Grand jury proceedings are shrouded in secrecy. No judge presides over them, no reporter annotates them, and when they have concluded, no juror may speak about them. While secrecy serves many important functions for the grand jury, its veil may be lifted under certain circumstances. Grand jury records may be released if they fall under a disclosure exception laid out in Federal Rule of Criminal Procedure 6(e). While some courts limit release to the exceptions laid out in the Rule, others look to an alternative source of authority.

Several courts of appeals have held that district court judges may exercise inherent supervisory power in authorizing the release of grand jury records. Judges may consider the public interest in disclosure, compare it to the institutional interest in secrecy, and decide for themselves. Other circuits find no such power.

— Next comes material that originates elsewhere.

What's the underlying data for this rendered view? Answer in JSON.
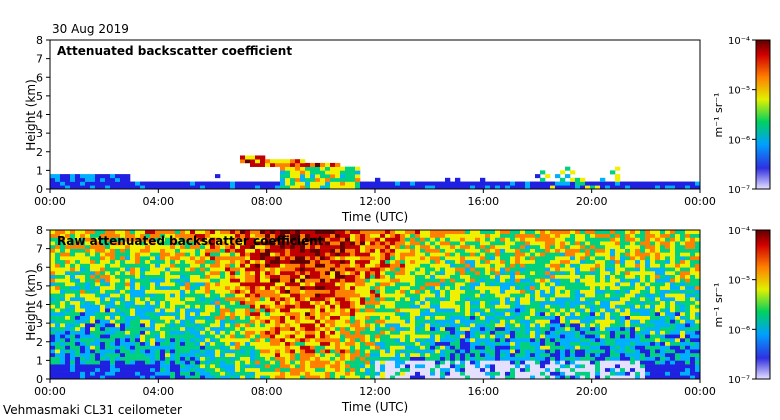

The circuits have reached an impasse on the text of the Rule alone, with each side offering compelling but incomplete justifications for their interpretation. This Comment provides an alternative path forward. By examining the history of the grand jury and the relationship between the Federal Rules and common law supervisory power, this Comment argues that district court judges lack inherent supervisory power over the grand jury to order disclosure. Courts that follow the exhaustive position—that Rule 6(e)(3) limits the exceptions when a court may authorize disclosure—better align with the understanding of the grand jury as an independent body. Conscious of this historical positioning, this Comment returns to both influential and overlooked Supreme Court precedent and offers a more contextually grounded interpretation of each. Judges have discretion to act within the bounds of Rule 6(e), not outside of it.